We would add this funding to our Bonus Fund to incentivise more donors to donate to fix factory farming. This approach is based on RCT evidence.
Our team is made up of our two co-founders:
Aidan Alexander
Director of Programs at Charity Entrepreneurship: Brings expertise on successfully launching new charities like this one, having run the incubation program and helped launch 10 charities during his tenure.
Co-author of How to Launch a High-Impact Foundation and co-designed and facilitated AIM’s Impactful Grantmaking Program: He can ensure we recommend effective charities.Aidan Alexander
Thom Norman
5 years as public relations consultant for technology start-ups and mid-sized orgs: Can secure earned media coverage and craft compelling marketing messaging.
The most likely reason this project fails is that people have low enough motivation to fix factory farming that the cost to acquire a donor is less than the lifetime value of those donors.

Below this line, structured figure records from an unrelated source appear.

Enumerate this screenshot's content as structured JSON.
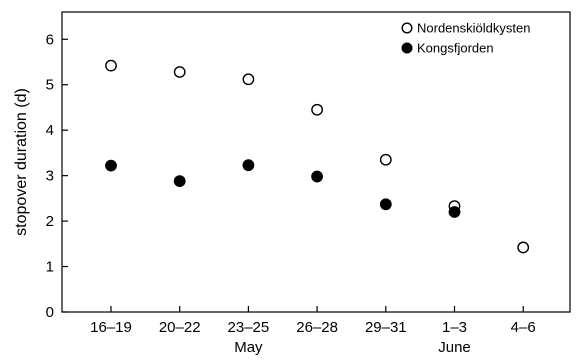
{
  "chart_data": {
    "type": "scatter",
    "categories": [
      "16–19",
      "20–22",
      "23–25",
      "26–28",
      "29–31",
      "1–3",
      "4–6"
    ],
    "month_labels": [
      {
        "text": "May",
        "category_index": 2
      },
      {
        "text": "June",
        "category_index": 5
      }
    ],
    "ylabel": "stopover duration (d)",
    "xlabel": "",
    "ylim": [
      0,
      6.6
    ],
    "yticks": [
      0,
      1,
      2,
      3,
      4,
      5,
      6
    ],
    "legend_position": "top-right",
    "series": [
      {
        "name": "Nordenskiöldkysten",
        "marker": "open-circle",
        "values": [
          5.42,
          5.28,
          5.12,
          4.45,
          3.35,
          2.33,
          1.42
        ]
      },
      {
        "name": "Kongsfjorden",
        "marker": "filled-circle",
        "values": [
          3.22,
          2.88,
          3.23,
          2.98,
          2.37,
          2.2,
          null
        ]
      }
    ]
  }
}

One key intermediate outcome that would make this more likely is if we're unable to secure significant 'earned media' coverage (e.g. news media or a podcast appearance). Podcast appearances, in particular, are far more likely through warm introductions, so our ability to secure these introductions will be important for our likelihood of success.
We have been funded by the Seed Network Funding Circle, Navigation Fund, Food System Innovation and The Pollination Project.